Because of this ugly (and precipitous) decline, investors pulled over $12.5 billion out of global bonds during just the first week of June.   There is no universally hailed bond composite index. The closest is the Barclay’s U.S. Aggregate Index  — which is down over 1% so far this year. That is its worst year-to-date performance since the bond rout in 1994! (It declined by almost 2% in May.) Chris Orndorff (senior portfolio manager at Western Asset Mgt) has categorized May as one of the worst twenty one-month periods for the 10-year T. Note since 1950: “When market rates are 7% or 8%, a 50 basis point move is not a big deal; but when rates are this low, it is!”  Several commentators conjecture that if there was a universally accepted “bond composite” index (parallel to the Dow Jones Industrials or the S&P 500) – news reports would include glaring headlines about a “bond mini-crash”… or even a full-fledged “bond crash”.

So what can the average investor do in this wild environment?
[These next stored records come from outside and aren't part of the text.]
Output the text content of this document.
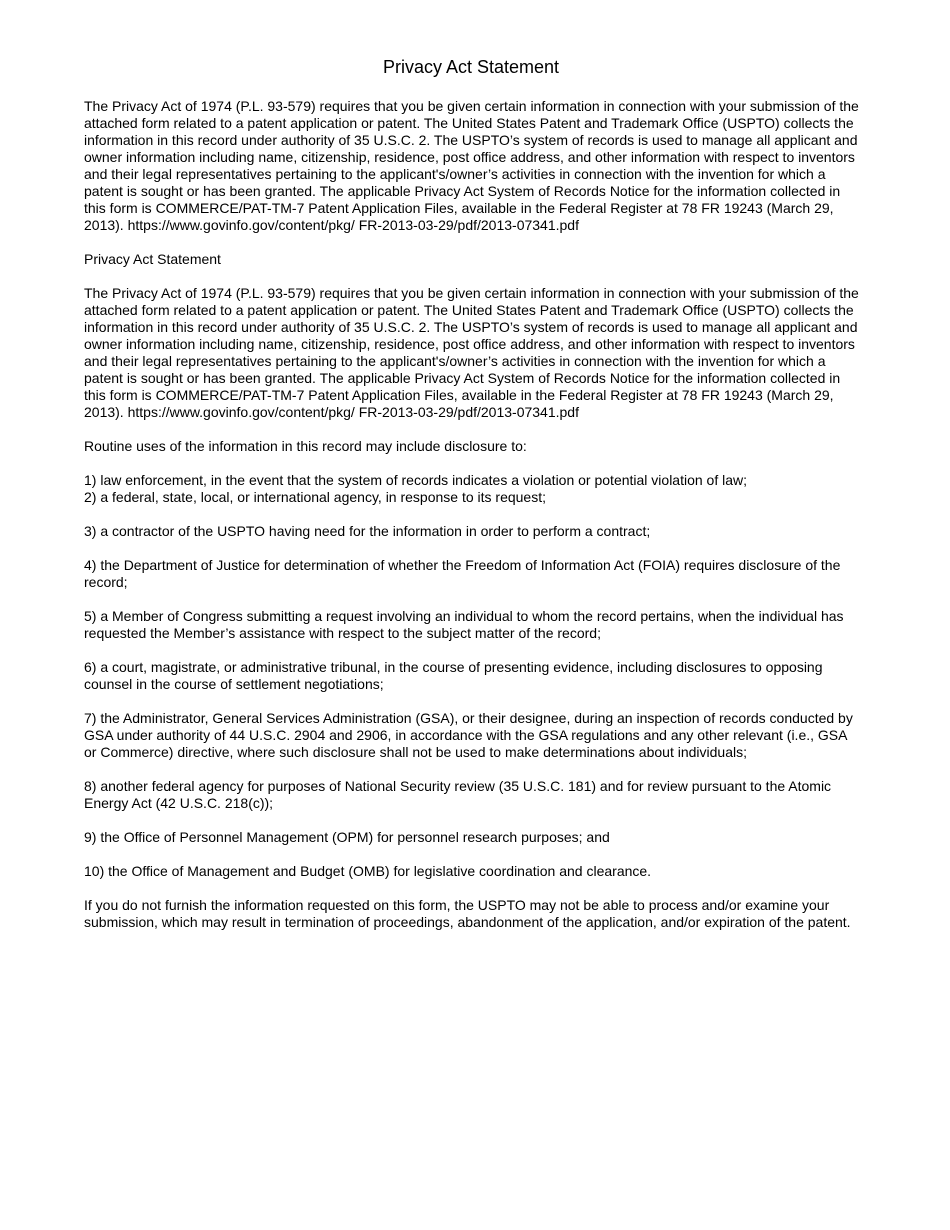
Privacy Act Statement

The Privacy Act of 1974 (P.L. 93-579) requires that you be given certain information in connection with your submission of the attached form related to a patent application or patent. The United States Patent and Trademark Office (USPTO) collects the information in this record under authority of 35 U.S.C. 2. The USPTO’s system of records is used to manage all applicant and owner information including name, citizenship, residence, post office address, and other information with respect to inventors and their legal representatives pertaining to the applicant's/owner’s activities in connection with the invention for which a patent is sought or has been granted. The applicable Privacy Act System of Records Notice for the information collected in this form is COMMERCE/PAT-TM-7 Patent Application Files, available in the Federal Register at 78 FR 19243 (March 29, 2013). https://www.govinfo.gov/content/pkg/ FR-2013-03-29/pdf/2013-07341.pdf

Privacy Act Statement

The Privacy Act of 1974 (P.L. 93-579) requires that you be given certain information in connection with your submission of the attached form related to a patent application or patent. The United States Patent and Trademark Office (USPTO) collects the information in this record under authority of 35 U.S.C. 2. The USPTO’s system of records is used to manage all applicant and owner information including name, citizenship, residence, post office address, and other information with respect to inventors and their legal representatives pertaining to the applicant's/owner’s activities in connection with the invention for which a patent is sought or has been granted. The applicable Privacy Act System of Records Notice for the information collected in this form is COMMERCE/PAT-TM-7 Patent Application Files, available in the Federal Register at 78 FR 19243 (March 29, 2013). https://www.govinfo.gov/content/pkg/ FR-2013-03-29/pdf/2013-07341.pdf

Routine uses of the information in this record may include disclosure to:

1) law enforcement, in the event that the system of records indicates a violation or potential violation of law;

2) a federal, state, local, or international agency, in response to its request;

3) a contractor of the USPTO having need for the information in order to perform a contract;

4) the Department of Justice for determination of whether the Freedom of Information Act (FOIA) requires disclosure of the record;

5) a Member of Congress submitting a request involving an individual to whom the record pertains, when the individual has requested the Member’s assistance with respect to the subject matter of the record;

6) a court, magistrate, or administrative tribunal, in the course of presenting evidence, including disclosures to opposing counsel in the course of settlement negotiations;

7) the Administrator, General Services Administration (GSA), or their designee, during an inspection of records conducted by GSA under authority of 44 U.S.C. 2904 and 2906, in accordance with the GSA regulations and any other relevant (i.e., GSA or Commerce) directive, where such disclosure shall not be used to make determinations about individuals;

8) another federal agency for purposes of National Security review (35 U.S.C. 181) and for review pursuant to the Atomic Energy Act (42 U.S.C. 218(c));

9) the Office of Personnel Management (OPM) for personnel research purposes; and

10) the Office of Management and Budget (OMB) for legislative coordination and clearance.

If you do not furnish the information requested on this form, the USPTO may not be able to process and/or examine your submission, which may result in termination of proceedings, abandonment of the application, and/or expiration of the patent.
As we told you in an earlier piece (Money Market Part II) if you want more yield than a money-market account but want to reduce (if not eliminate) interest rate risk, there are a number of alternatives. Today, I am offering you several additional ideas – all from the “Floating Rate” asset class.
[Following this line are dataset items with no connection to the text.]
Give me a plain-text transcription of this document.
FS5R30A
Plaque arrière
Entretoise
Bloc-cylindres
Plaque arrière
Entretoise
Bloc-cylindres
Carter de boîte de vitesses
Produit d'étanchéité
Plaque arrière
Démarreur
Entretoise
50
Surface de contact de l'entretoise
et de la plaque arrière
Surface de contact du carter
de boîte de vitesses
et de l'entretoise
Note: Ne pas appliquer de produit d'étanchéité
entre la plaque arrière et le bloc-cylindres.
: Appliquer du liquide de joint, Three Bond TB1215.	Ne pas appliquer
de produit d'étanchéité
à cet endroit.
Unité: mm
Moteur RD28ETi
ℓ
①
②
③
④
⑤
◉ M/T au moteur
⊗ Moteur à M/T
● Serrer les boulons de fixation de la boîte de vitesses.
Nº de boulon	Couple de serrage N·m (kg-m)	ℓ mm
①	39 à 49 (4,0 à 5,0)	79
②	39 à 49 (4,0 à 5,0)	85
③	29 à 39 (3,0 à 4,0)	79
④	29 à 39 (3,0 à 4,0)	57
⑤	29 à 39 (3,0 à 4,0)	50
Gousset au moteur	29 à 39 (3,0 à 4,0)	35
“Floating Rate” ETFs are designed to balance interest rate risk (duration) with desire to capture higher than money-market yield. They invest in U.S. dollar-denominated, investment grade floating rate notes. The effective interest rate on such notes adjusts in accord with then-prevailing rates. Therefore, since the rates “float”, investors are shielded from the full-impact of interest rate increases. For this asset class, key metrics are the 30-day SEC Yield and the Effective Duration.

 

 

 

 

Since some of you are visual learners, I provide you a comparative graph below, for the period that starts at the inception of the youngest fund (FLRN). (Source: YahooFinance.com). The green line is FLTR, the choice with the highest 30-day yield. The red line is FLRN (notice the spikes during its “infancy”). The slow and steady blue line is FLOT.

Can you guess what struck me visually?  I was amazed at the relative comparability (over the 15 months of BOND’s existence) of volatility between FLTR and BOND. Let me hasten to add that 15 months is not long enough to draw firm investment conclusions; however, this graph serves as a helpful “alert” to risk-averse investors regarding the relative risk/reward of these three ETF choices.

[Disclosure: the author owns FLOT. He does not object to FLTR, but he has chosen to put most of his “risk” a little higher up along the yield curve.  He also owns BOND.

Finally, just because Bernanke’s “tapering” reference has so destructively riled the investment markets and his term calls to mind the unpleasant image of a “tapeworm” that is capable of “taking over” a whole system, it would be quite rude of you to call Bernanke “a worm”.  Don’t lower yourself to that indignity.  Allow me to take that burden on my shoulders instead!!  Because I am here to serve, I will do the name-calling for both of us!]